Si el hormigón no fuese un material indispensable para la construcción de edificios, no llevaría miles de años usándose, sin sustituirse por otro. Lamentablemente, es tan indispensable como contaminante, ya que para obtener uno de sus principales ingredientes, el cemento, se debe calentar caliza a temperaturas inmensas, por encima de los 1.000ºC. Para llevar a cabo este proceso, conocido como calcinación, se requiere muchísima energía. Y claro, su obtención supone la liberación de muchísimo dióxido de carbono a la atmósfera. Ante este problema, hace años que los científicos están buscando nuevos materiales que puedan sustituir al menos una parte de ese cemento, sin que el hormigón pierda su resistencia. Se ha probado de todo, desde ceniza de cáscara de arroz hasta pañales y toallitas desechables. Ahora, un equipo de científicos de la India ha descubierto que las heces humanas también podrían ser una gran opción. De hecho, con ellas se eliminan dos problemas de un plumazo.
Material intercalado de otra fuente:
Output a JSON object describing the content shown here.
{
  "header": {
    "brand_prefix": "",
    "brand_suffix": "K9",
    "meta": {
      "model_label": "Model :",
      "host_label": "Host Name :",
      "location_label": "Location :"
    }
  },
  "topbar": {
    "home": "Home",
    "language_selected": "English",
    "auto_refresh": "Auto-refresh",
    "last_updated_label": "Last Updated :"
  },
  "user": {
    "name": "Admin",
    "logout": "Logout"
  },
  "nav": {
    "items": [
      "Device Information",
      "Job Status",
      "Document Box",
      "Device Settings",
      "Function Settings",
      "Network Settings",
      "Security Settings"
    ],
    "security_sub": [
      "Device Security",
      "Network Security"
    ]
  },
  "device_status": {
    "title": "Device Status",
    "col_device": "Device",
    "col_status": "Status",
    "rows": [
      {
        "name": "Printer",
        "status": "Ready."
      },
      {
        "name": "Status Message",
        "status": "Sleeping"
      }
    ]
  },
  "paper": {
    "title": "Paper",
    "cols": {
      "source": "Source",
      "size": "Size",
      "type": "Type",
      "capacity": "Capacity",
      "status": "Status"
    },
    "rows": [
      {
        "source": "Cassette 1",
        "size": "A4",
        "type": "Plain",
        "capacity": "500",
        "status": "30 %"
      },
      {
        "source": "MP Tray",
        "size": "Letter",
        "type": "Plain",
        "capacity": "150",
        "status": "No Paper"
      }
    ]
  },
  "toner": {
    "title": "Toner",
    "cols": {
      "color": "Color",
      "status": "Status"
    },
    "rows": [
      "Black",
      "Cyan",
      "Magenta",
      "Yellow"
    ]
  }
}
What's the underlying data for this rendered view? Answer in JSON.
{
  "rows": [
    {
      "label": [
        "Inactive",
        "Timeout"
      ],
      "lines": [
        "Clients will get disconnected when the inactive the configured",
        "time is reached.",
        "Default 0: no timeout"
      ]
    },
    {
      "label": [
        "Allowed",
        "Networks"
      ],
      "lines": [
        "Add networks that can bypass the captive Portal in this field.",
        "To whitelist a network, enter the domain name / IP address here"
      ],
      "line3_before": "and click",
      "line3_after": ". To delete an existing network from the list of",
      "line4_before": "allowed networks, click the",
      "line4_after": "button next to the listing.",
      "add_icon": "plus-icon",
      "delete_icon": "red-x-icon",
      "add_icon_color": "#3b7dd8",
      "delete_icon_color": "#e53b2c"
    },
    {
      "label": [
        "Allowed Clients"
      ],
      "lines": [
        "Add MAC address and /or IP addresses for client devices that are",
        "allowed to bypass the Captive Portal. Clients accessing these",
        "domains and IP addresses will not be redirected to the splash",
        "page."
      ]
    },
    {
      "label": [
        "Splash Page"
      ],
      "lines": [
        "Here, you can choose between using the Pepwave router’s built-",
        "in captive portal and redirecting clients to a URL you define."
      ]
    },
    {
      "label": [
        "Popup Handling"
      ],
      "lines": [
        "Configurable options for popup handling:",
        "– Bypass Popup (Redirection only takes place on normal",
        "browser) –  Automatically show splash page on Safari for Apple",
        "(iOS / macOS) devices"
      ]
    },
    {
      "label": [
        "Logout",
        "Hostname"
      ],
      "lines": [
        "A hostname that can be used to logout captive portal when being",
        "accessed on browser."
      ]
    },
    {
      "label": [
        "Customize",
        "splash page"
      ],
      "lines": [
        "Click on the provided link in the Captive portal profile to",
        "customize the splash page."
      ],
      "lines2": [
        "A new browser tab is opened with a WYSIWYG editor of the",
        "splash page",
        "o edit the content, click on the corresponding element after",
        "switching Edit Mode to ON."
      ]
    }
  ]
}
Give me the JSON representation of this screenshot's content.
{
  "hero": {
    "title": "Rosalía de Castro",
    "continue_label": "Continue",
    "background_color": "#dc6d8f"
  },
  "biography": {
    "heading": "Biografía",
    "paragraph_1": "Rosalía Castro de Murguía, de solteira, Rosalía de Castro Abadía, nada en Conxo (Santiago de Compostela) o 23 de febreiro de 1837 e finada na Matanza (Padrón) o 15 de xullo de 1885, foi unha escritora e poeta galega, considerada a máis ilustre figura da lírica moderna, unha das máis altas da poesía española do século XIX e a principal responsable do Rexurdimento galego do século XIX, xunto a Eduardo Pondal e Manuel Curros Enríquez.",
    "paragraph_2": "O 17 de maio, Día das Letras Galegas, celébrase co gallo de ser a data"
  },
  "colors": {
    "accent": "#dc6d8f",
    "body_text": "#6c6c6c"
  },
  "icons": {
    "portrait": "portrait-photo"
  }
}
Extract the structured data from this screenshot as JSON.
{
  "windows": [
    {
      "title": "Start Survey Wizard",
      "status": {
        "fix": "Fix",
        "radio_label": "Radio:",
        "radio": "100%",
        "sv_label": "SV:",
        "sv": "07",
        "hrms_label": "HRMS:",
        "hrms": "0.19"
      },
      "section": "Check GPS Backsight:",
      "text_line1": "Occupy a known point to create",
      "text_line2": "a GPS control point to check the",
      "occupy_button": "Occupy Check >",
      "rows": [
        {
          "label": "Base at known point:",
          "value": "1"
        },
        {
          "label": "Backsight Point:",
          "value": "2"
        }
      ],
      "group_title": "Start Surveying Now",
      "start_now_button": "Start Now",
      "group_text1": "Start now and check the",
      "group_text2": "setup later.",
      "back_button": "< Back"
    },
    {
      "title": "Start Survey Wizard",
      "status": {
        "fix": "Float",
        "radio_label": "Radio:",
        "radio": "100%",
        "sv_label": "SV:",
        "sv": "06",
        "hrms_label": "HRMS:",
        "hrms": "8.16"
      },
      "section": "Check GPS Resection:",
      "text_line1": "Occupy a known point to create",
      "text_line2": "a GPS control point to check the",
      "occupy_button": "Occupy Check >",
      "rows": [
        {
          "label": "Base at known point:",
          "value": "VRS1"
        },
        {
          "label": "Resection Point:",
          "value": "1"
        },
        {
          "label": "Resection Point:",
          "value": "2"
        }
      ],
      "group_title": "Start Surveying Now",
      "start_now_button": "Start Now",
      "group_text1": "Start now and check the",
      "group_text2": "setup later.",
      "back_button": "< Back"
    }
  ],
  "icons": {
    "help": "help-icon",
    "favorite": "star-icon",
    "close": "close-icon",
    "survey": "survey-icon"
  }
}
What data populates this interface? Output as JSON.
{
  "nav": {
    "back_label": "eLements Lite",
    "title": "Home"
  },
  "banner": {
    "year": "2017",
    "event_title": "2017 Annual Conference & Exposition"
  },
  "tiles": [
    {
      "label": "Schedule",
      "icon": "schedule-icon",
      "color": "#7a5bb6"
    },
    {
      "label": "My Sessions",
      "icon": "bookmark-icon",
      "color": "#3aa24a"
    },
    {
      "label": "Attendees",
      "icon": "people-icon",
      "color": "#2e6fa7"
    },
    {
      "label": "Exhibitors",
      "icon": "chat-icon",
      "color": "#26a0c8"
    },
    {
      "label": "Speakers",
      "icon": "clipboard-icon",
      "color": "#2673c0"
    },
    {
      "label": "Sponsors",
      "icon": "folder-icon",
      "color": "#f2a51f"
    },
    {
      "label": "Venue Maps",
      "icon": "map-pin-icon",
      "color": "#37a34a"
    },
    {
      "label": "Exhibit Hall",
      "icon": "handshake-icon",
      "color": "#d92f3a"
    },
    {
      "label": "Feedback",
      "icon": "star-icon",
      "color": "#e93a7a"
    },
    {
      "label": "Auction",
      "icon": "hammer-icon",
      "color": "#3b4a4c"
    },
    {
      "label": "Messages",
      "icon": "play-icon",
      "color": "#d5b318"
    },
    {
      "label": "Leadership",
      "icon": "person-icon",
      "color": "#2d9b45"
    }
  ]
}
De las aguas fecales al biochar. La mayoría de alternativas al cemento que se han estudiado consisten en obtener biochar. Este es un material muy rico en carbono, que se obtiene cuando se calienta materia orgánica en un entorno pobre en oxígeno. No se necesitan temperaturas tan altas como con la caliza, de modo que no se consume tanta energía y, además, esa materia orgánica a menudo procede de materiales de desecho, por lo que es una forma de economía circular. 

En este caso, los autores del estudio que se acaba de publicar se dieron cuenta de que las aguas residuales contienen muchísima materia orgánica y que esta podría usarse para obtener biochar. Por eso, tomaron lodos fecales de una planta de tratamiento en Warangal, los secaron y los calentaron entre 350 y 450°C en un ambiente pobre en oxígeno. El resultado fue un biocarbón que molieron y tamizaron para obtener un polvo fino. 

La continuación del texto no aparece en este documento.